How about "earwigs"? Are they good for the garden or bad? What do they do exactly in the garden?
Linda Gilkeson, Expert gardener
Firstly, "woodbugs":

So called "wood bugs" are actually land-living crustaceans, not insects. The name is used for both sowbugs or pillbugs, which are very similar: pillbugs are a bit larger and are the ones that curl up into a tight ball when disturbed. Both are active at night and in wet weather. They feed on fungi and rotting plant material so are beneficial in a compost bin. While sowbugs are pretty harmless, the larger pillbugs have stronger jaws and can be damaging when they chew on fine roots, seedlings and germinating seeds. They don’t harm well-grown plants but in wet spring weather pillbugs can make it very hard to establish a stand of carrots, lettuce, beans or other seedlings. They may also seriously damage melons and cucumbers by gnawing on vines and on the skin of the fruit.

These creatures are very susceptible to drying out so anything you can do to keep the environment drier will help (don’t over water seed beds; water in the morning so the soil surface dries before evening; keep mulches away from seedlings). Wait until the soil is quite warm before sowing corn and beans or start them indoors and plant out when they are a couple of inches high. Eliminate hiding places by raising planters on small blocks and by cleaning up woody debris or rotting wood around the garden.

"Earwigs": Earwigs are omnivores so they eat all kinds of things. They have a beneficial side as they prey on aphids and other soft-bodied insects, but are also pests when they chew holes in flower petals, tender new leaves and in soft fruit. They hide in crevices during the day, in compost bins, under planters and inside flower heads. Most of the time their presence is just a nuisance, such as when they drop out of a bouquet of cut flowers.
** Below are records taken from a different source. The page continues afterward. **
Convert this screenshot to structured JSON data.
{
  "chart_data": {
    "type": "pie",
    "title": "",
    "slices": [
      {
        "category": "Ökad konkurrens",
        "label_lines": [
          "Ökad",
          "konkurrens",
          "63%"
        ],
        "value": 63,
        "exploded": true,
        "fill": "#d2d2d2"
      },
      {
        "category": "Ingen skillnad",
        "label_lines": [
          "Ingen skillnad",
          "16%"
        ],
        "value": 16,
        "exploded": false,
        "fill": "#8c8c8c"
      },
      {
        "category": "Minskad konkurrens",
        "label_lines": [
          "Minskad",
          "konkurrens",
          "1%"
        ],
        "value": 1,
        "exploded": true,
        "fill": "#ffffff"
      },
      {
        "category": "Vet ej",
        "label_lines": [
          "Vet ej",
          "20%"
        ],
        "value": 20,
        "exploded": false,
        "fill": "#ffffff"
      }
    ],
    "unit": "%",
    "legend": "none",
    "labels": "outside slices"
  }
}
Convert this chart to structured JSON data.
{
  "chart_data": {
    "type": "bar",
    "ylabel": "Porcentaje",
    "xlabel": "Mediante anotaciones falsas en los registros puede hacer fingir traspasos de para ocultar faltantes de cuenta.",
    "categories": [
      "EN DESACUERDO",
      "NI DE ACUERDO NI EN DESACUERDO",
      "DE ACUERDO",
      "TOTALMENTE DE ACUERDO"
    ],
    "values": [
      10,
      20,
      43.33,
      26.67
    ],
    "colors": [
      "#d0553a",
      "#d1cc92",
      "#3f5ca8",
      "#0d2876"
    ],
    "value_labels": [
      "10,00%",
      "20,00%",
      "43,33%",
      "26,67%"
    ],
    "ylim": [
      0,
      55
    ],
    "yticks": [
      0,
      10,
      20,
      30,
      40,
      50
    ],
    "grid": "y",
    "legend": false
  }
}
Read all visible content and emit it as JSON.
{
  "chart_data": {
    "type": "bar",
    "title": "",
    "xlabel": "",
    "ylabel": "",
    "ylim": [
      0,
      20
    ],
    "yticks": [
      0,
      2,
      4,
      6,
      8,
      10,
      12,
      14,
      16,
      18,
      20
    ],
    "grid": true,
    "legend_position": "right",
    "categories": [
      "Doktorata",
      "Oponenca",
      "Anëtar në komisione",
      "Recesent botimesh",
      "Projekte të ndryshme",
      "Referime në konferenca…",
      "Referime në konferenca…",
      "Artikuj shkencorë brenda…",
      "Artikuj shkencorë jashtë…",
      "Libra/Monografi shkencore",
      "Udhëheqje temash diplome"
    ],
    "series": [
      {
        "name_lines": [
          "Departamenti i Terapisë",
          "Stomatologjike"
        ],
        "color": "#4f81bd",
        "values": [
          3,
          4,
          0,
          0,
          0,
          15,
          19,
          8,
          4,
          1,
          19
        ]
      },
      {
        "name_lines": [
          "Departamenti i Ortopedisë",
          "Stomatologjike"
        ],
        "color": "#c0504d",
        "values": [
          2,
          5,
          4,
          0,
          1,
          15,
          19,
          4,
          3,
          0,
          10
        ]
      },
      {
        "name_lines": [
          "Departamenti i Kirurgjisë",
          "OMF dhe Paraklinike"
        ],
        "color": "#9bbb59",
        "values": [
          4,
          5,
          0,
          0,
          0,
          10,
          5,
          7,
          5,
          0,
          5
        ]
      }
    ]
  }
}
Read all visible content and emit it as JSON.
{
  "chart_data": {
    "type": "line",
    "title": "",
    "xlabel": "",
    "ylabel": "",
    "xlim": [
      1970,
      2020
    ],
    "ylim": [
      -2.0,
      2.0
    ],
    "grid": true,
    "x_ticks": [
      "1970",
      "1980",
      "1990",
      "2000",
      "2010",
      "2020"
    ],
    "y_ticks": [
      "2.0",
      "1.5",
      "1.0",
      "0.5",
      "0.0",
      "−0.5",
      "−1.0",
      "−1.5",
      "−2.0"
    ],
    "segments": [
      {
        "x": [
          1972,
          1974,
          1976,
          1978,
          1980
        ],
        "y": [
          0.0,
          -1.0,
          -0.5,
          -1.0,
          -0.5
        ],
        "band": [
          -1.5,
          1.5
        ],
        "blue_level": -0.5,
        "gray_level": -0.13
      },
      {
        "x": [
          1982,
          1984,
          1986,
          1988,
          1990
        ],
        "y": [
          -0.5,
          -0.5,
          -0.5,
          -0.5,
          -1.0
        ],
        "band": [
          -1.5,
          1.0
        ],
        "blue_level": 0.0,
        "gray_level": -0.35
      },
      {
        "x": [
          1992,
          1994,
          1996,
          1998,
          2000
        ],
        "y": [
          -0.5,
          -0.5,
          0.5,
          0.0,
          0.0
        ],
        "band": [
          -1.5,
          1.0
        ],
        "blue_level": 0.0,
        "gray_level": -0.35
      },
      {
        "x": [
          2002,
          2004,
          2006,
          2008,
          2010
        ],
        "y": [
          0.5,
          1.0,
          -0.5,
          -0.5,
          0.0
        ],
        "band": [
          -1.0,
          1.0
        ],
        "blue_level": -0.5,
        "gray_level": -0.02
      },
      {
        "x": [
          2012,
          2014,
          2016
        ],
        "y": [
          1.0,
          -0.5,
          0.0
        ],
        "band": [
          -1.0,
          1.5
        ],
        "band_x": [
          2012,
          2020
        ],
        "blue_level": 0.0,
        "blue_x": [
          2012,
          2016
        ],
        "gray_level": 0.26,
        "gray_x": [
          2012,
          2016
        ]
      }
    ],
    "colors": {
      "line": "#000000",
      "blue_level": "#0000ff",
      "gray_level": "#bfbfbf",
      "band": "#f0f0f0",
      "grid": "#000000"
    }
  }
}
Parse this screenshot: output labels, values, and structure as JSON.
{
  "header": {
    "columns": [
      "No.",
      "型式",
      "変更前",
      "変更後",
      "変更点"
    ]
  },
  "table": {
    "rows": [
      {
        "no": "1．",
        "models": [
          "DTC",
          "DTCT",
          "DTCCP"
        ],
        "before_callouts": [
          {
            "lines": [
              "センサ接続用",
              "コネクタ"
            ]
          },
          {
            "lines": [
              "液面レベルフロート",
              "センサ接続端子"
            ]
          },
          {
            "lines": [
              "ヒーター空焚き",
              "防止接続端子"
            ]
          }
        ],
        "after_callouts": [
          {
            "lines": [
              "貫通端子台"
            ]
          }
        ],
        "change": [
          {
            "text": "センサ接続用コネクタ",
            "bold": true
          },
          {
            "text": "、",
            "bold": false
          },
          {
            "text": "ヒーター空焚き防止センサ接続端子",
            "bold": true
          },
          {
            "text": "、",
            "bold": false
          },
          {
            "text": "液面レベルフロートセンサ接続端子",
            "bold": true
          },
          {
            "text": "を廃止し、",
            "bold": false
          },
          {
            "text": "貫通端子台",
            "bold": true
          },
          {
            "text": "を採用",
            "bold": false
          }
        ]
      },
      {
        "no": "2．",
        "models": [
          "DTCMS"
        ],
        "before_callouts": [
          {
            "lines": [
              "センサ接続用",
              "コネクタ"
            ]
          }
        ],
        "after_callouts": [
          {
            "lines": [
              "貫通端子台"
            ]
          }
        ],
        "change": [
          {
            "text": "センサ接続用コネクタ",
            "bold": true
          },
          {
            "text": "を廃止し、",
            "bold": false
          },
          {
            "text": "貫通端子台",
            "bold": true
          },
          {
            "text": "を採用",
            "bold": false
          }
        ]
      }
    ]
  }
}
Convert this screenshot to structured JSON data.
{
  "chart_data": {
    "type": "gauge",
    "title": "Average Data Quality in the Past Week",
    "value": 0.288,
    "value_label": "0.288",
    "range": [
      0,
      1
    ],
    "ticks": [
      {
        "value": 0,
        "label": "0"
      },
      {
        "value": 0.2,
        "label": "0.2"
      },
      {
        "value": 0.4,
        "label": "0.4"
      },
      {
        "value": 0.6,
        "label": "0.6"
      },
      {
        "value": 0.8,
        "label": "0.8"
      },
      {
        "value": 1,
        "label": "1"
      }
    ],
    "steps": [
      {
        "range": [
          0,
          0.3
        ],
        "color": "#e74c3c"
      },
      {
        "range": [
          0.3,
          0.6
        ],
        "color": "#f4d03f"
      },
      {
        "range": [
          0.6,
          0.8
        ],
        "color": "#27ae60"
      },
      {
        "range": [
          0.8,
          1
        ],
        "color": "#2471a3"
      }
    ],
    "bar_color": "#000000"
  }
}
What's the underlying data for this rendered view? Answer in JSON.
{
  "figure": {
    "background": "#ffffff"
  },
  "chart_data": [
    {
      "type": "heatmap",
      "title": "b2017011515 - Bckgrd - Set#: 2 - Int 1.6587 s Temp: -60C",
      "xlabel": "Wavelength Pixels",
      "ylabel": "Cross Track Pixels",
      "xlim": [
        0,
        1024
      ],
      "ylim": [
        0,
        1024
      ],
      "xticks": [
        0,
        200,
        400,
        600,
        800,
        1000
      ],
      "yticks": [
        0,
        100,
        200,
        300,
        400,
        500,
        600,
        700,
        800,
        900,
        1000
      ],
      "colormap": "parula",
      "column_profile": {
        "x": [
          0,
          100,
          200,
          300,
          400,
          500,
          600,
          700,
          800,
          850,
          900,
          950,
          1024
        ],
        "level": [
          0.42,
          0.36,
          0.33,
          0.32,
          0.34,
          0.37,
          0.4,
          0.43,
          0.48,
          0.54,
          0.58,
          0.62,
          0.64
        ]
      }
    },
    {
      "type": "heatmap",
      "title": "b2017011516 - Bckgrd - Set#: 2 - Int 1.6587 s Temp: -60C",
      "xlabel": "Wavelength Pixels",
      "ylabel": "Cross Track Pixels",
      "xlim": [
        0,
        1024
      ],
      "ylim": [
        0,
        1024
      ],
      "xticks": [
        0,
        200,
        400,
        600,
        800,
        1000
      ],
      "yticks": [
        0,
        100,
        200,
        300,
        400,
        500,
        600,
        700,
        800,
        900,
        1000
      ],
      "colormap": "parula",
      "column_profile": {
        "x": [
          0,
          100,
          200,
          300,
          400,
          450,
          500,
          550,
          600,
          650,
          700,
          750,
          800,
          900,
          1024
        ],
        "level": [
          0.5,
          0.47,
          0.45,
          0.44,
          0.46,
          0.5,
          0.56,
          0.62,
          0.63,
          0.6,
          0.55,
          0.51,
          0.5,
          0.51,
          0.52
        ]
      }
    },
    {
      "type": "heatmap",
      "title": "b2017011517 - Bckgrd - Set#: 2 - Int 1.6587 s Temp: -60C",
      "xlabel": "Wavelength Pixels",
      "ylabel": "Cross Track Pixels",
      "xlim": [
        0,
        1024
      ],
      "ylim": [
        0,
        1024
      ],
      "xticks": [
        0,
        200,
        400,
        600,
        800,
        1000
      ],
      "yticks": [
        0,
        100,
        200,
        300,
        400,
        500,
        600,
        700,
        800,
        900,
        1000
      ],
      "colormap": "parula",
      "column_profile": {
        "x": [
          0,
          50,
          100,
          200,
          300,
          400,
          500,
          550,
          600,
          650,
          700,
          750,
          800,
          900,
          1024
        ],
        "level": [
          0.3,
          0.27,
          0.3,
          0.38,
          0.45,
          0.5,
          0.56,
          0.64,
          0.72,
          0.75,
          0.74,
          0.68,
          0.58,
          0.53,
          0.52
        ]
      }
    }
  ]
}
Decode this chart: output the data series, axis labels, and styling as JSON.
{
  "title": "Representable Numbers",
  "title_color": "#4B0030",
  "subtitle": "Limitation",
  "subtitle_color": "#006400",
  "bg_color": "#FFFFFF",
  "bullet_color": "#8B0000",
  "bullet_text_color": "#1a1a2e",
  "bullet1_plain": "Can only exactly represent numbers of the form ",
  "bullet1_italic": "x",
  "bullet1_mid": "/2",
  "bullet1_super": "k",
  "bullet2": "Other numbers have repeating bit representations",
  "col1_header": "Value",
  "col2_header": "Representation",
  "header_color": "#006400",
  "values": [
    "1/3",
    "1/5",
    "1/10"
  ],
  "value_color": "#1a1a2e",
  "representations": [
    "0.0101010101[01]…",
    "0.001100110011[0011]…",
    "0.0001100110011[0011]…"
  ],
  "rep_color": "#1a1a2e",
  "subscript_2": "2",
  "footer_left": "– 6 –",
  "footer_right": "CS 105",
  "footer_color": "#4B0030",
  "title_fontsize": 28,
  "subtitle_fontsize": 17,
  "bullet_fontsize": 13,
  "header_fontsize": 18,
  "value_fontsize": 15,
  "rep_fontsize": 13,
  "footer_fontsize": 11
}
Raising planters and flower pots on small blocks removes one of their favourite hiding places. Where earwigs are a serious problem, you can make a large dent in their numbers by setting upside down flowerpots stuffed with crumpled newspaper between plants (rolled up corrugated cardboard also works). In the morning, shake the paper or rolled cardboard over a bucket of soapy water to drown the earwigs.